La Cour de justice de l’Union européenne a rendu, le 8 décembre 2016, une décision précisant les conditions d’application de l’exception dite « in house ». Le litige concernait une entité adjudicataire dont l’activité était partiellement imposée par une autorité publique tierce au profit de collectivités non associées. La juridiction de renvoi s’interrogeait sur la méthode de calcul du volume d’activité nécessaire pour qualifier cette relation contractuelle de coopération interne. Il convenait de déterminer si les prestations effectuées pour des tiers devaient être exclues de la part d’activité consacrée aux membres contrôleurs. La Cour affirme que ces missions obligatoires constituent des activités pour des tiers à écarter impérativement du calcul du ratio d’activité. L’exclusion des prestations imposées au profit de tiers (I) précède l’analyse des modalités temporelles de l’appréciation globale de l’activité (II).
I. L’exclusion des prestations imposées au profit de tiers non associés
A. L’interprétation stricte du critère de l’activité
Pour admettre une attribution directe, l’entité doit réaliser « l’essentiel de son activité » pour les collectivités qui la contrôlent et qui l’associent. La jurisprudence exige que cette activité soit presque exclusivement consacrée aux besoins des membres afin de justifier l’absence de mise en concurrence. Le juge européen considère que toute prestation réalisée au profit d’entités non associées dilue ce lien organique nécessaire au maintien de l’exception. « Cette dernière activité doit être considérée comme exercée pour des tiers » dès lors que les bénéficiaires ne participent pas au contrôle. La distinction repose sur l’absence de participation au capital ou à la gouvernance de l’entité par l’autorité publique imposant la prestation.

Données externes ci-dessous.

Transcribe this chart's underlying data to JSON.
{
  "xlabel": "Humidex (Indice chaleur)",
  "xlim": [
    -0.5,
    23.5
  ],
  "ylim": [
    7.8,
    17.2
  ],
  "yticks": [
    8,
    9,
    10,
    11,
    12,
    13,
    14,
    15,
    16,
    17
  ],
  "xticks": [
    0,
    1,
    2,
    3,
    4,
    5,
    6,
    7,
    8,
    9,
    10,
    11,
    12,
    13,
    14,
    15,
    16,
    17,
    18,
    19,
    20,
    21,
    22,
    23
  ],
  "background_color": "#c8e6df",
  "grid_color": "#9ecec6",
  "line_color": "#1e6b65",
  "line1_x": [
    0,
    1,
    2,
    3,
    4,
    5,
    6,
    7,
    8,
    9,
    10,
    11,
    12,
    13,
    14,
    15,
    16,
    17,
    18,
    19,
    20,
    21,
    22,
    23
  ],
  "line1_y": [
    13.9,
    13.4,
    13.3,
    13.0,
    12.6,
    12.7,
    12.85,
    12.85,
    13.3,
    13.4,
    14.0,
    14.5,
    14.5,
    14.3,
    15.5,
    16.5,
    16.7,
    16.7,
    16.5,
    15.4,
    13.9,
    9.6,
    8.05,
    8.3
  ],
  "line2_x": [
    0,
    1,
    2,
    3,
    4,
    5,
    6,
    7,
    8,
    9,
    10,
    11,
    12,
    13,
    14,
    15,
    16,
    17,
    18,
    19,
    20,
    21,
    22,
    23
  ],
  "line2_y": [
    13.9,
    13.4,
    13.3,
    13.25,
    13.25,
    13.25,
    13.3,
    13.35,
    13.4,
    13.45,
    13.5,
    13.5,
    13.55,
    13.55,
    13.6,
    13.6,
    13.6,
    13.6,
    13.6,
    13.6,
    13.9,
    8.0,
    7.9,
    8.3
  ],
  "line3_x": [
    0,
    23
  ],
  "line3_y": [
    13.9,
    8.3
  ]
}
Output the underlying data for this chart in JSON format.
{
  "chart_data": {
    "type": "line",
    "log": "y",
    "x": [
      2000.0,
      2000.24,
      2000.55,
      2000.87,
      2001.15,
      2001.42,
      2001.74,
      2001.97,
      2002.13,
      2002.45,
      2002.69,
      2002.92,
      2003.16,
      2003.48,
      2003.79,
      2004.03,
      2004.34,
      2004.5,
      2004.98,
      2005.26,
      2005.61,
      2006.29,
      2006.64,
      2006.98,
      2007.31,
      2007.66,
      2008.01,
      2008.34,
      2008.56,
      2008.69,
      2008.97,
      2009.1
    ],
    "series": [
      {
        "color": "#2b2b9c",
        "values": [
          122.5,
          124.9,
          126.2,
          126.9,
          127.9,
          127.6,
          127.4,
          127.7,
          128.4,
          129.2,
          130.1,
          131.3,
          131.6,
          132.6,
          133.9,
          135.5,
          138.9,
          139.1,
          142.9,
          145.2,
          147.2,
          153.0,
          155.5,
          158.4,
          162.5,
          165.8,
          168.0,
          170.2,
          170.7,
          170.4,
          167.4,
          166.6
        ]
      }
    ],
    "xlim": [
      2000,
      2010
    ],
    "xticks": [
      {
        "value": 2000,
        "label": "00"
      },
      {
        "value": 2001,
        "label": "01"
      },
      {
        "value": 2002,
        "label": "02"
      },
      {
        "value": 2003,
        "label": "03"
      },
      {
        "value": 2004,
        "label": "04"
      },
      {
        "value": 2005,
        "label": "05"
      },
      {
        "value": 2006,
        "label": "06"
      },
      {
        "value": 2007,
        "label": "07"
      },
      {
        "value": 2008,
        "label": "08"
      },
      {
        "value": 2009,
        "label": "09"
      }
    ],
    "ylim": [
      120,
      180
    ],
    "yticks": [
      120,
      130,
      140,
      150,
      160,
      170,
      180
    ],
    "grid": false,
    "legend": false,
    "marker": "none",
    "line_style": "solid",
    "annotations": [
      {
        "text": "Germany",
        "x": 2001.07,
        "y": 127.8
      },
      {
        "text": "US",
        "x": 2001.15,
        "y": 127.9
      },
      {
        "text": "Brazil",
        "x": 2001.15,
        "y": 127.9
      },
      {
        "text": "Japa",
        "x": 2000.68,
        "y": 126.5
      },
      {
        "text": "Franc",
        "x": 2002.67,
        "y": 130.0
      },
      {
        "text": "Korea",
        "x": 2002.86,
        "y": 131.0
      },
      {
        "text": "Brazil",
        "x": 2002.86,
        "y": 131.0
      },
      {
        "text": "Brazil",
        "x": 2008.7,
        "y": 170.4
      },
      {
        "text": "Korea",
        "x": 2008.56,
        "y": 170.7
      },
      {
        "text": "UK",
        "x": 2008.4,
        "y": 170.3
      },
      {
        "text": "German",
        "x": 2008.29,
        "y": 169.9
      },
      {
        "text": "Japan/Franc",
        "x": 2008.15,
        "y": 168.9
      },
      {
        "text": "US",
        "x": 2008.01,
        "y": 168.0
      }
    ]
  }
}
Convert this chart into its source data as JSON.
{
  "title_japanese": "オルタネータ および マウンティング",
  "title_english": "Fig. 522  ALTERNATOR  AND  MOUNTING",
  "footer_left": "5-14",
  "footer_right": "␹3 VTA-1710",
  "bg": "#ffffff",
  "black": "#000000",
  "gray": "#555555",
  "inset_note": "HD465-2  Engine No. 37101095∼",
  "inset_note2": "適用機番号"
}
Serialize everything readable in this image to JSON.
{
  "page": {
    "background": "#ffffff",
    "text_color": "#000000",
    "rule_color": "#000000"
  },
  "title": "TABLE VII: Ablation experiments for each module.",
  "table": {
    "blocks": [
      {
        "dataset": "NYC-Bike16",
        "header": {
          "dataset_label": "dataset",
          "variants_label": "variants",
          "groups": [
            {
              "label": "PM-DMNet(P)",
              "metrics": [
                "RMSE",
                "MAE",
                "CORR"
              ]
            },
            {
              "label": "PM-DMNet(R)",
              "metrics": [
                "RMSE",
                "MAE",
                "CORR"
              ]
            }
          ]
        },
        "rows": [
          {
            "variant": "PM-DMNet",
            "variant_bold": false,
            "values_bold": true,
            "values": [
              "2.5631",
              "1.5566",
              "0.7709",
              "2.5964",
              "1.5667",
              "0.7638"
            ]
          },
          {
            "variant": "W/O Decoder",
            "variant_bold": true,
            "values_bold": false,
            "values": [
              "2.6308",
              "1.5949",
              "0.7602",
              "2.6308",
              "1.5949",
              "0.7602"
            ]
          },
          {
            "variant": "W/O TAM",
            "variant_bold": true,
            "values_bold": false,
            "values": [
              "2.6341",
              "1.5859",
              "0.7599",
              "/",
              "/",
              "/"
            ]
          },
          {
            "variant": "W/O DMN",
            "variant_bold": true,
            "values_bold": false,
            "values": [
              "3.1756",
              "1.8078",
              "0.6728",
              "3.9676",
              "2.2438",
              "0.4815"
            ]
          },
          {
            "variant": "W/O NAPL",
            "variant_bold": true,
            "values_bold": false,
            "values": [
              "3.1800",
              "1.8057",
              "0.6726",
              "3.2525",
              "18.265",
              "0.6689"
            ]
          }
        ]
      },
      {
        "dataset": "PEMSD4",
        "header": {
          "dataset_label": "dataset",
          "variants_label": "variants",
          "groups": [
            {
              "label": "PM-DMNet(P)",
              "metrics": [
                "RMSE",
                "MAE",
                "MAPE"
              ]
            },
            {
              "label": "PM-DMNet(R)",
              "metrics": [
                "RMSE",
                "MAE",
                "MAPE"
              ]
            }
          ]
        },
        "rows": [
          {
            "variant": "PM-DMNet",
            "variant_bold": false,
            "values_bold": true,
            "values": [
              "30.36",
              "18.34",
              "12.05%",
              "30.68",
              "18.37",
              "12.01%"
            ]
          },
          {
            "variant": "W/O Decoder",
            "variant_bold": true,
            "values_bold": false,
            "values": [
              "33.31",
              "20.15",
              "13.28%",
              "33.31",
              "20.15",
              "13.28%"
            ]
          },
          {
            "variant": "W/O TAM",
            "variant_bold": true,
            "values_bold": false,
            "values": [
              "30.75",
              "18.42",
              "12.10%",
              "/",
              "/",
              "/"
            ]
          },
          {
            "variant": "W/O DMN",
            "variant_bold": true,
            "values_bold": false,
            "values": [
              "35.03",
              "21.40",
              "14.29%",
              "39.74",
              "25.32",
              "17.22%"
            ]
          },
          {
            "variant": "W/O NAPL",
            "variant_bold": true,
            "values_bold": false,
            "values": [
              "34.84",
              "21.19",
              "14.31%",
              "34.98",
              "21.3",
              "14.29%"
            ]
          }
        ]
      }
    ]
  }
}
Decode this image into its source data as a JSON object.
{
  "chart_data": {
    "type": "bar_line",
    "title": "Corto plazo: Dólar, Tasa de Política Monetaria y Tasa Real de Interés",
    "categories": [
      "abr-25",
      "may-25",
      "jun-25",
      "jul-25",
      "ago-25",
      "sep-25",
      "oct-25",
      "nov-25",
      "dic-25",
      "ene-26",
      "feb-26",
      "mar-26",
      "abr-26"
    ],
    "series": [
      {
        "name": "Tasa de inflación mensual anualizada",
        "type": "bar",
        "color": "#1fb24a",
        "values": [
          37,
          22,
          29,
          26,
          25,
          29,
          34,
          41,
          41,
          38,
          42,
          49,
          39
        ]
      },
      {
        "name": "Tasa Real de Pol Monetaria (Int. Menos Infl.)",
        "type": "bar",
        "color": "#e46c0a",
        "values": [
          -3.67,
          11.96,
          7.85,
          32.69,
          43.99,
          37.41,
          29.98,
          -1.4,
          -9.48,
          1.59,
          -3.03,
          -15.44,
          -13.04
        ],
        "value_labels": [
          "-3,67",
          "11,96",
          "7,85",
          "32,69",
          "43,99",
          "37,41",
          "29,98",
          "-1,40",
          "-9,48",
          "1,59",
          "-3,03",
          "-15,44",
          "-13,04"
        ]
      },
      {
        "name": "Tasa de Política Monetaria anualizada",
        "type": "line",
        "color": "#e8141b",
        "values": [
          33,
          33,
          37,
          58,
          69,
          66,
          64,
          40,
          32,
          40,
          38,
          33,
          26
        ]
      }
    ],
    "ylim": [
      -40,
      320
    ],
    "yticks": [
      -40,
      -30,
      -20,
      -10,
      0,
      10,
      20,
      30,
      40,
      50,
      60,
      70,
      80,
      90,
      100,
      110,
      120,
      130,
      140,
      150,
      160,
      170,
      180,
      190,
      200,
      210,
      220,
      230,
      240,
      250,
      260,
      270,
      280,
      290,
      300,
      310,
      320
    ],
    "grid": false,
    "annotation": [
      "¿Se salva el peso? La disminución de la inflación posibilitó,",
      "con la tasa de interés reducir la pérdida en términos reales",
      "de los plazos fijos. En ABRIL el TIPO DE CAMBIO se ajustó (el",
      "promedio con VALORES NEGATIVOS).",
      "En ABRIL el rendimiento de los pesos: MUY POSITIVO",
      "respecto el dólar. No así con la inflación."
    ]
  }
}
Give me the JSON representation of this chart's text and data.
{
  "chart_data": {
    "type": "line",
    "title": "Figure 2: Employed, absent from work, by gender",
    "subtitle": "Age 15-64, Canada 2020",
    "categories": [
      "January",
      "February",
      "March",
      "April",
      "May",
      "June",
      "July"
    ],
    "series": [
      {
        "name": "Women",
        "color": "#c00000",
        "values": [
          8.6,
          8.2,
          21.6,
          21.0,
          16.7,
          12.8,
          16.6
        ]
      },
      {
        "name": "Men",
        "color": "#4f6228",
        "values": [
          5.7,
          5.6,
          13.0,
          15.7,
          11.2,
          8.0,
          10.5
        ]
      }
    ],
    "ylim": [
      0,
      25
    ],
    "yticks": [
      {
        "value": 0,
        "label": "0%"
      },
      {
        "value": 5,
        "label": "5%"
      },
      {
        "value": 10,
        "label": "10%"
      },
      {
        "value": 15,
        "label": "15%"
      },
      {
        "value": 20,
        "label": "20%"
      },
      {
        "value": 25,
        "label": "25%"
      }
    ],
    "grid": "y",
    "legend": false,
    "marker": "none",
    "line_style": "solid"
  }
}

B. Le rejet de l’assimilation des contraintes réglementaires à l’activité interne
L’obligation légale de fournir un service public à des tiers ne permet pas d’assimiler ces tâches à une activité pour les associés. La Cour refuse de tenir compte de la nature publique ou obligatoire de la mission pour déroger aux règles de la commande publique. « Il convient de ne pas inclure dans cette activité celle qu’impose à cette entité une autorité publique » au profit de collectivités non membres. La neutralité de la source de l’obligation garantit que seules les prestations voulues par les contrôleurs définissent le périmètre de l’in-house. Cette approche assure que l’entité reste un simple prolongement administratif des collectivités associées sans s’ouvrir indûment sur le marché extérieur.
II. L’appréciation globale et temporelle de l’activité de l’entité
A. La prise en compte de l’ensemble des circonstances de l’espèce
La vérification du critère de l’activité ne peut se limiter à une analyse comptable figée au moment précis de l’attribution du marché. Le juge doit effectuer une évaluation pragmatique en tenant compte de la réalité économique et fonctionnelle de la structure de gestion commune. Il convient de « prendre en considération toutes les circonstances de l’espèce » pour évaluer la part réelle des prestations effectuées pour les membres. Cette flexibilité permet de vérifier si l’entité agit principalement pour ses associés malgré la présence d’autres activités accessoires ou imposées. L’analyse globale assure que la solution retenue correspond à l’organisation territoriale effective des services publics concernés par la demande.
B. La pertinence de l’activité antérieure au contrôle effectif
La décision apporte une précision temporelle majeure concernant les activités réalisées avant la formalisation du contrôle conjoint par les nouveaux associés. Le passé de l’entité peut illustrer la vocation de celle-ci à servir exclusivement les intérêts des collectivités désormais membres de son capital. « L’activité que cette entité adjudicataire a réalisée pour ces mêmes collectivités territoriales avant qu’un tel contrôle conjoint ne soit devenu effectif » est pertinente. Cette règle facilite les transformations institutionnelles où des services existants sont intégrés dans une structure de coopération intercommunale nouvellement créée. La continuité de l’activité pour les mêmes bénéficiaires confirme alors la nature interne de la relation contractuelle établie par l’attribution.